We now recognize the pervasiveness of rapid evolution in the wild; yet it remains a challenge to identify the key patterns and processes to predict outcomes and inform management decisions. In this dissertation, I employ genomic tools and multi-scale analyses over molecules, space, and time to improve our understanding of the genomic context of rapid evolution in two systems of management concern: the Tasmanian devil, Sarcophilis harrisii, and a classical biological control (biocontrol) agent, the tamarisk beetle (Diorhabda spp.). In these taxonomically-distinct systems, the common management goal is essentially to allow or provide beneficial genetic variation for adaptation to novel selective forces while limiting the potentially adverse effects of fixation and introgression. By spanning the tree of life and the unique circumstances of these systems, we can better identify strategies informative to systems of management concern.

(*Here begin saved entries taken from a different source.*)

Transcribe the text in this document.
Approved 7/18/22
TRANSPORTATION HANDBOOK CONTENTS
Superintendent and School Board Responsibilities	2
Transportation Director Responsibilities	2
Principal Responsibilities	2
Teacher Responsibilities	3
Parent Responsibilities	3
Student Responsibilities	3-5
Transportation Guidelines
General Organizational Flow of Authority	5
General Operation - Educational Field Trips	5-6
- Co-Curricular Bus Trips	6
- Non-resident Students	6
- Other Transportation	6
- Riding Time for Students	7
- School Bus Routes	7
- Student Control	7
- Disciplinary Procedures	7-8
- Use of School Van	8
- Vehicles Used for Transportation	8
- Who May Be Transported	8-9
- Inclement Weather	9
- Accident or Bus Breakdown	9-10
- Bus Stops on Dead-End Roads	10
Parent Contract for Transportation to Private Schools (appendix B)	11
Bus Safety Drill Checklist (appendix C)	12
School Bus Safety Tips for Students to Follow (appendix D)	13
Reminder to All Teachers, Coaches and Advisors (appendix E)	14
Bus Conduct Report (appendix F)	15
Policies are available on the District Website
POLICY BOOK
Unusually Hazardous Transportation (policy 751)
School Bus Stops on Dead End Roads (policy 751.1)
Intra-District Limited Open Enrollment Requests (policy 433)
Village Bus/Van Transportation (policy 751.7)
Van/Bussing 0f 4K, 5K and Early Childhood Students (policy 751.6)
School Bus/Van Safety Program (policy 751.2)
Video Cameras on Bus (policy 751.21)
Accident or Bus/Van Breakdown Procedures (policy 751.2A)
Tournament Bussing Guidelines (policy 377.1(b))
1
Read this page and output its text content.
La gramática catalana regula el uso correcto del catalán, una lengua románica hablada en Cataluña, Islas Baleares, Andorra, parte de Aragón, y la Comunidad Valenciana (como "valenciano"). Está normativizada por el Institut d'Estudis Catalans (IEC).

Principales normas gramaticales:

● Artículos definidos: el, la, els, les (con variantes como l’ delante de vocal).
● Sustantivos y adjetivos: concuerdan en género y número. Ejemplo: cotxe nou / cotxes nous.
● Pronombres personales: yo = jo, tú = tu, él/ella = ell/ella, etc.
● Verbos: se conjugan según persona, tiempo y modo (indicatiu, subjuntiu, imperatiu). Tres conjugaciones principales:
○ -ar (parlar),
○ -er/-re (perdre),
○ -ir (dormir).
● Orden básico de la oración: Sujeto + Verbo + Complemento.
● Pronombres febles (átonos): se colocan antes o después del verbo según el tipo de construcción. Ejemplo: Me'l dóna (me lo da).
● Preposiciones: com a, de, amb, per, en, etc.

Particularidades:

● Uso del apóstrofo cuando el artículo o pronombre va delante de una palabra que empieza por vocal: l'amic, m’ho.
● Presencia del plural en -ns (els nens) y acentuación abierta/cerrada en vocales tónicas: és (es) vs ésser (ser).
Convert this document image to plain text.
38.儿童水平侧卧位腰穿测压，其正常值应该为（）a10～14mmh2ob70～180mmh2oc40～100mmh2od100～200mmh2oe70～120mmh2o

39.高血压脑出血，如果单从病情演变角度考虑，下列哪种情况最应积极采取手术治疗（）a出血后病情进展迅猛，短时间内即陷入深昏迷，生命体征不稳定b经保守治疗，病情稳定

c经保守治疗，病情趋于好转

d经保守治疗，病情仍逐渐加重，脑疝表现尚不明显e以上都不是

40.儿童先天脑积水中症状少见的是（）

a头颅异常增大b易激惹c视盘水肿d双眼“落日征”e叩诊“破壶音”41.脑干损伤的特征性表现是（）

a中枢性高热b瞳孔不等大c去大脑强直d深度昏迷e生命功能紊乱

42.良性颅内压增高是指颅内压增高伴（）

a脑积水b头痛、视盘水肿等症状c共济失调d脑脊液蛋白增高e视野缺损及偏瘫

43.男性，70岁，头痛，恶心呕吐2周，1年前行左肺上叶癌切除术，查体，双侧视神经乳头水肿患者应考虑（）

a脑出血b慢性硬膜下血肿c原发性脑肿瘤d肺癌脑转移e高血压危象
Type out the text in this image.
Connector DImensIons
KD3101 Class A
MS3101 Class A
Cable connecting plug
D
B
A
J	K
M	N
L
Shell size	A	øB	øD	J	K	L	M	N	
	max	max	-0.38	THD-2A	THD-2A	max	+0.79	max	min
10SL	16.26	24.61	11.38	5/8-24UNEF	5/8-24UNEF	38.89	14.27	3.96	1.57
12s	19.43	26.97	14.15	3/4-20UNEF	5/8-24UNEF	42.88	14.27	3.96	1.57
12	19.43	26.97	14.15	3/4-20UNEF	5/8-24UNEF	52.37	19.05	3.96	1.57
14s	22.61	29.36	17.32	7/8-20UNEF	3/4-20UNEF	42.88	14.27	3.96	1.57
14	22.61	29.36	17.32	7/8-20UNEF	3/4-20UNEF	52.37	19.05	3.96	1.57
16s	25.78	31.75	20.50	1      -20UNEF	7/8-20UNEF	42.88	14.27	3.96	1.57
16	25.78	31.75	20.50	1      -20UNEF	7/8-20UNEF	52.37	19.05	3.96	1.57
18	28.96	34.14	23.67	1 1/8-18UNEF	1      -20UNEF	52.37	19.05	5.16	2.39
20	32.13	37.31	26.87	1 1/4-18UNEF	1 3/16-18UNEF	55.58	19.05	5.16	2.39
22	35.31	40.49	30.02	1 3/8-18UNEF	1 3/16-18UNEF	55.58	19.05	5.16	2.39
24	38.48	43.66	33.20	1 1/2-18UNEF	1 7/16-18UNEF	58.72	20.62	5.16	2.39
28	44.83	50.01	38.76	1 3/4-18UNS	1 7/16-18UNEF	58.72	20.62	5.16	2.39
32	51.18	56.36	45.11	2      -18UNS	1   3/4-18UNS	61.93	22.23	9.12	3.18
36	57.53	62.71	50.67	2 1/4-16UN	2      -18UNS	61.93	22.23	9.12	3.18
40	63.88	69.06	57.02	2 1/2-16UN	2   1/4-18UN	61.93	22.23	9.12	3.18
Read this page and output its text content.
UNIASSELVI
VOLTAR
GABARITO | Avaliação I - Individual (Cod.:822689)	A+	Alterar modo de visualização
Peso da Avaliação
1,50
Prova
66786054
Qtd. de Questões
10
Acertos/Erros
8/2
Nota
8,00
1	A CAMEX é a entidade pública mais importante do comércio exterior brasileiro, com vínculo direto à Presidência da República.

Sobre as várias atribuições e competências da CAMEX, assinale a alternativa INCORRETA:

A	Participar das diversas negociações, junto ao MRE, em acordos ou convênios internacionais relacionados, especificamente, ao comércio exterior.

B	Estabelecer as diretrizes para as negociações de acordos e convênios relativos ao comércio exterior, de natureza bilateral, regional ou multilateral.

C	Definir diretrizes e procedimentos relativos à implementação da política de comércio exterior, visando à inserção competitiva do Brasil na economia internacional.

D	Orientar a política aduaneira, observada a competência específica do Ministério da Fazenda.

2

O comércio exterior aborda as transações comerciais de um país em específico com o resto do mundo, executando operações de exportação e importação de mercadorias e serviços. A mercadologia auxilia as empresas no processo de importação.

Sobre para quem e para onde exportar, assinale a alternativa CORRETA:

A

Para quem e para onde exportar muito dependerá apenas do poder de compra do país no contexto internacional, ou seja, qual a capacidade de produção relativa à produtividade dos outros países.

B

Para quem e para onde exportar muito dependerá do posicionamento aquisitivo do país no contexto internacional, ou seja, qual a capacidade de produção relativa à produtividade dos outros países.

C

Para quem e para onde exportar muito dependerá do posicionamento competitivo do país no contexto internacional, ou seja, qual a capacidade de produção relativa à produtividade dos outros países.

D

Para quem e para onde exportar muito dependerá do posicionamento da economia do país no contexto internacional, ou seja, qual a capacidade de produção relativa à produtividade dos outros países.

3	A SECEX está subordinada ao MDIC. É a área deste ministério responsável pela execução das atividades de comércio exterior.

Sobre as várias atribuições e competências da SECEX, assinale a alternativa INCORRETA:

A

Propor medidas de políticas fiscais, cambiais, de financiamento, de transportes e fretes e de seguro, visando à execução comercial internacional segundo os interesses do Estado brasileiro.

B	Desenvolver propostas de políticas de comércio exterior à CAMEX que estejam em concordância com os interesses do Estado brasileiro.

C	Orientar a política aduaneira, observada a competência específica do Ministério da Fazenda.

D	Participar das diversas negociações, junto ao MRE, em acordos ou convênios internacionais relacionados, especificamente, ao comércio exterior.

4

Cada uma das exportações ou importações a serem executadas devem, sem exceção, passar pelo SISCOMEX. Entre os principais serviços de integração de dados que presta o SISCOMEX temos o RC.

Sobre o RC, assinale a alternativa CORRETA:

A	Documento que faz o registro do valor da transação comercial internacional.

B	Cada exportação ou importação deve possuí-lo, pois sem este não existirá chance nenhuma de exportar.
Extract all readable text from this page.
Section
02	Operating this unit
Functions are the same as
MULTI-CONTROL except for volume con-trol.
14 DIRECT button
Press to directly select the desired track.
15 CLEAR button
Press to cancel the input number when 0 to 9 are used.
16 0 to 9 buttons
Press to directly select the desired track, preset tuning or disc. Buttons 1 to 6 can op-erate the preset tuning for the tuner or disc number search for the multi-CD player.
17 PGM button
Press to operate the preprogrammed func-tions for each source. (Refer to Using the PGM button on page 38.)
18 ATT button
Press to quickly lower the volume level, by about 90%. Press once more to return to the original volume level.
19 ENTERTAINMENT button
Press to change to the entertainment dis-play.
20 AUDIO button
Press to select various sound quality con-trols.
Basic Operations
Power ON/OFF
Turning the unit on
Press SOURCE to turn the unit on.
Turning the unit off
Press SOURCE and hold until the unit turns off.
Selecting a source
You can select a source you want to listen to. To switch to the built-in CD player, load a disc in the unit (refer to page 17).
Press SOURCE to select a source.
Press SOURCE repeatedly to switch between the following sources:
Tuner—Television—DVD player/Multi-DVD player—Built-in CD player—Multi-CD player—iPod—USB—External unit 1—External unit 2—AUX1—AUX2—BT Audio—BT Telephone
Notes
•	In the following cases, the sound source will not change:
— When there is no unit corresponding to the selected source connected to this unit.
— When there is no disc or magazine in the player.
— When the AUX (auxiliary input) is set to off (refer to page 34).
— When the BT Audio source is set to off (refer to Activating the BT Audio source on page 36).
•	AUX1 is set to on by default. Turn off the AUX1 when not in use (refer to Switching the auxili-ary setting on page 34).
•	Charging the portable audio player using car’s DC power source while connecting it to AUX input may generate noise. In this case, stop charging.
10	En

Tasmanian devils (Sarcophilus harrisii) are evolving in response to a unique transmissible cancer, devil facial tumor disease (DFTD), first described in 1996. Persistence of wild populations and the recent emergence of a second independently evolved transmissible cancer suggest that transmissible cancers may be a recurrent feature in devils. In Chapter 1, I use range-wide RAD capture data and publicly available marsupial genomes to compare signatures of selection across temporal scales. I test the hypothesis that genes or gene pathways under contemporary selection have also been subject to historical selection. I documented genome-wide contemporary and historical selection, but limited evidence of recurrent selection, with no functional enrichment shared among gene sets. My results are consistent with a novel, polygenic evolutionary response of devils to DFTD and can inform management actions to conserve adaptive capacity of devils by identifying high priority targets for genetic monitoring and maintenance of functional diversity.

In Chapter 2, I examine the genome-wide outcomes of introduction, spread, and gene flow in the four cryptic species of the tamarisk beetle (D. carinata, D. carinulata, D. elongata, and D. sublineata), introduced to control invasive tamarisk (Tamarix spp.) in North America. I assembled a de novo draft reference genome of D. carinulata and used reference-based RADseq to characterize the genetic variation associated with establishment, spread, and gene flow. I found differential establishment and spread among the six released populations. Despite evidence of a substantial genetic bottleneck among collections of D. carinulata in North America and low levels of genetic diversity, populations continue to establish and spread, with one ecotype dominating the southward expansion front. I confirmed that Diorhabda hybridizes widely in the introduced range. Genetic diversity was greater in populations with hybrids, highlighting potential for increased adaptive capacity. These results provide a snapshot of introduced Diorhabda populations and lay the foundation for further application of genomics to understand contemporary eco-evolution in classical biological control programs.

In Chapter 3, I present high-quality assemblies of all four Diorhabda species using iterative, third-generation sequencing technologies, in collaboration with the United States Dep. Agriculture, Agricultural Research Service Ag100 Pest Initiative. I annotate these nearly chromosome-level assemblies with population genetic data to validate sex chromosome identification, compare the arrangement of single-copy orthologs, and characterize repeat content among the introduced biocontrol species. These resources dramatically improve our ability to identify mechanisms of rapid evolution in reproductive barriers, adaptation to novel environments, and physiological responses to plant hosts.